A15 thus has distinct cost-model constants, which is the data-side proof that the family is a distinct capability tier.
The operation legality matches.
Forty-five MinimumFamily<N> template instantiations have the F4 floor, the A15-and-above floor, against twenty-nine at the A14 floor, so A15 adds a concrete operation set over A14 rather than reusing the A14 set.
The distinct compute operations at that floor are sin, cos, and the global arg-reductions.
Beyond the H15 constructors in the chapter 34 census, the compiler carries recognized target strings for a wider H15 die family, h15g, h15m, h15p, h15s, h15c, and h15d.
The h15m suffix is an extra M-class target that the h13 and h14 families do not list.

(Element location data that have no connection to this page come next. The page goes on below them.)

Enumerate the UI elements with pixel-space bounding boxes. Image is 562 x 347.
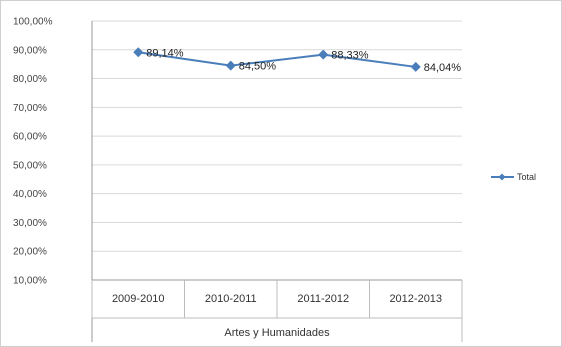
x-axis: Artes y Humanidades 2009-2010 2010-2011 20… <box>91 280 463 342</box>
legend-label-total: Total <box>517 172 536 182</box>
data-point-marker <box>133 47 144 58</box>
x-tick-label: 2012-2013 <box>389 293 442 305</box>
x-tick-label: 2009-2010 <box>112 293 165 305</box>
data-point-marker <box>225 60 236 71</box>
gridlines <box>91 20 462 342</box>
y-tick-label: 60,00% <box>13 132 47 143</box>
data-point-marker <box>410 61 421 72</box>
x-tick-label: 2010-2011 <box>205 293 257 305</box>
y-tick-label: 80,00% <box>13 74 47 85</box>
data-label: 89,14% <box>146 47 184 59</box>
y-axis-ticks: 10,00% 20,00% 30,00% 40,00% 50,00% 60,00% 70,0… <box>13 17 53 287</box>
y-tick-label: 100,00% <box>13 17 53 28</box>
x-group-label: Artes y Humanidades <box>224 327 330 339</box>
y-tick-label: 50,00% <box>13 160 47 171</box>
y-tick-label: 40,00% <box>13 189 47 200</box>
y-tick-label: 10,00% <box>13 276 47 287</box>
data-label: 88,33% <box>331 50 369 62</box>
series-line-total <box>138 51 416 68</box>
y-tick-label: 30,00% <box>13 218 47 229</box>
legend: Total <box>491 172 536 182</box>
y-tick-label: 70,00% <box>13 103 47 114</box>
x-tick-label: 2011-2012 <box>297 293 349 305</box>
y-tick-label: 20,00% <box>13 247 47 258</box>
data-label: 84,50% <box>239 61 277 73</box>
data-label: 84,04% <box>424 62 462 74</box>
data-point-marker <box>318 49 329 60</box>
series-total: 89,14% 84,50% 88,33% 84,04% <box>133 47 461 74</box>
y-tick-label: 90,00% <box>13 45 47 56</box>
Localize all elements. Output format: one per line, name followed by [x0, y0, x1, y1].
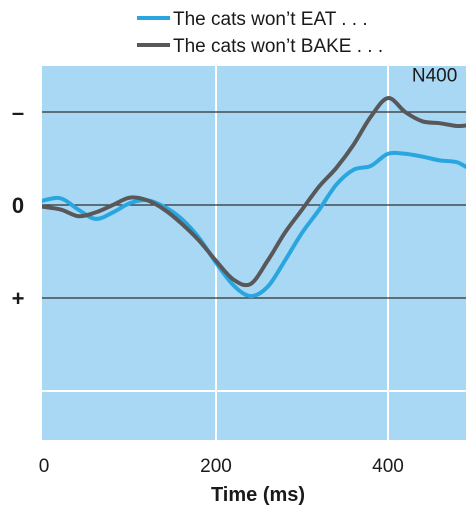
y-tick-label: 0	[12, 193, 24, 218]
y-tick-label: +	[12, 286, 25, 311]
n400-annotation: N400	[412, 66, 457, 87]
legend: The cats won’t EAT . . . The cats won’t B…	[137, 9, 383, 57]
series-line-eat	[42, 150, 466, 299]
series-line-bake	[42, 96, 466, 288]
plot-background	[42, 66, 466, 440]
x-axis-ticks: 0200400600800	[39, 456, 404, 477]
legend-label: The cats won’t BAKE . . .	[173, 36, 383, 57]
legend-label: The cats won’t EAT . . .	[173, 9, 368, 30]
x-tick-label: 0	[39, 456, 50, 477]
x-tick-label: 400	[372, 456, 404, 477]
y-axis-ticks: – 0 +	[12, 100, 25, 311]
y-tick-label: –	[12, 100, 24, 125]
series-layer	[42, 96, 466, 299]
x-axis-label: Time (ms)	[211, 484, 305, 506]
x-tick-label: 200	[200, 456, 232, 477]
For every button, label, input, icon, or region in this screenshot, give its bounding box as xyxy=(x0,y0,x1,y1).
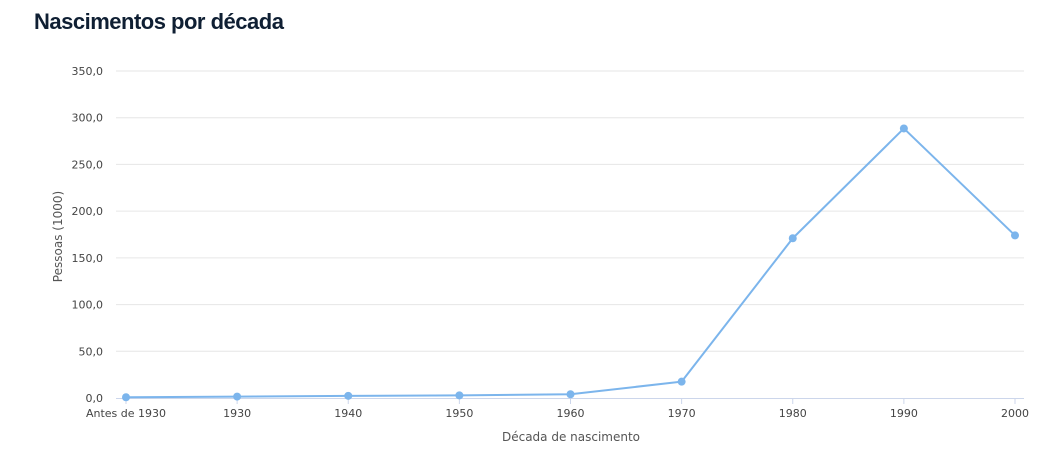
series-line xyxy=(125,127,1016,399)
y-axis-title: Pessoas (1000) xyxy=(51,191,65,282)
x-axis-ticks: Antes de 1930 1930 1940 1950 1960 1970 1980 199… xyxy=(86,398,1029,420)
x-tick-label: 1950 xyxy=(445,407,473,420)
data-point[interactable] xyxy=(1011,231,1019,240)
x-tick-label: 1960 xyxy=(557,407,585,420)
y-tick-label: 300,0 xyxy=(72,112,104,125)
x-tick-label: 1990 xyxy=(890,407,918,420)
x-axis-title: Década de nascimento xyxy=(502,430,640,444)
y-tick-label: 100,0 xyxy=(72,299,104,312)
data-point[interactable] xyxy=(122,393,130,402)
y-tick-label: 250,0 xyxy=(72,158,104,171)
x-tick-label: 2000 xyxy=(1001,407,1029,420)
x-tick-label: 1970 xyxy=(668,407,696,420)
data-point[interactable] xyxy=(455,391,464,400)
data-point[interactable] xyxy=(566,390,575,399)
y-tick-label: 150,0 xyxy=(72,252,104,265)
chart-title: Nascimentos por década xyxy=(34,9,284,34)
data-point[interactable] xyxy=(344,391,353,400)
y-axis-ticks: 0,0 50,0 100,0 150,0 200,0 250,0 300,0 350,0 xyxy=(72,65,104,405)
data-point[interactable] xyxy=(233,392,242,401)
y-tick-label: 0,0 xyxy=(86,392,104,405)
series-group xyxy=(122,124,1019,402)
y-tick-label: 200,0 xyxy=(72,205,104,218)
x-tick-label: 1940 xyxy=(334,407,362,420)
data-point[interactable] xyxy=(899,124,908,133)
x-tick-label: 1930 xyxy=(223,407,251,420)
data-point[interactable] xyxy=(788,234,797,243)
grid-lines xyxy=(116,70,1024,352)
y-tick-label: 50,0 xyxy=(79,345,104,358)
x-tick-label: Antes de 1930 xyxy=(86,407,166,420)
x-tick-label: 1980 xyxy=(779,407,807,420)
data-point[interactable] xyxy=(677,377,686,386)
y-tick-label: 350,0 xyxy=(72,65,104,78)
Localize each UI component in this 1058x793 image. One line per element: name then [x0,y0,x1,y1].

A15 is also the only tier whose per-chip interchange-format table accepts YUV420 image input, a 4CC route that the surrounding families drop, which is consistent with A15 being a distinct capability tier rather than a renamed A14.
The A15 cost-table constants and the YUV420 acceptance are decoded from the compiler; the numeric behavior of the A15 operation set, such as any accumulator or rounding change against A13 and A14, is an A15-silicon measurement that this guide does not have.
Named validity gate
Only the M1 family has a named per-family validity gate.
IsValidForH13 is the gather gate: it asserts the gather-axes size is 3, the data batch and depth are 1, the index channel is 3 with width and depth 1, plus an axis-pattern check.
IsValidForH13GatherNCH holds the channel-height-width-layout gather restriction.
No equivalent named gate exists for any other family; the rest gate numerically through the hardware-abstraction clamps, and the compression gate IsValidForCompression is hardware-abstraction-driven with the universal rule that only kernels of at least eight bits are compressible.
Apple documents
Per-family code generation has no public counterpart, and this chapter reports it as reverse-engineered across the target set. The public conversion tools document the frontend operation set and the palettization, quantization, and pruning passes that produce a model, and the compute-unit selector that requests the engine [AppleCoreMLTools]. They do not document the family enum, minimum-family operation trait, per-chip hardware-abstraction parameters, or route and format selection that makes one slice saturate on the M1 and run clean on the M5.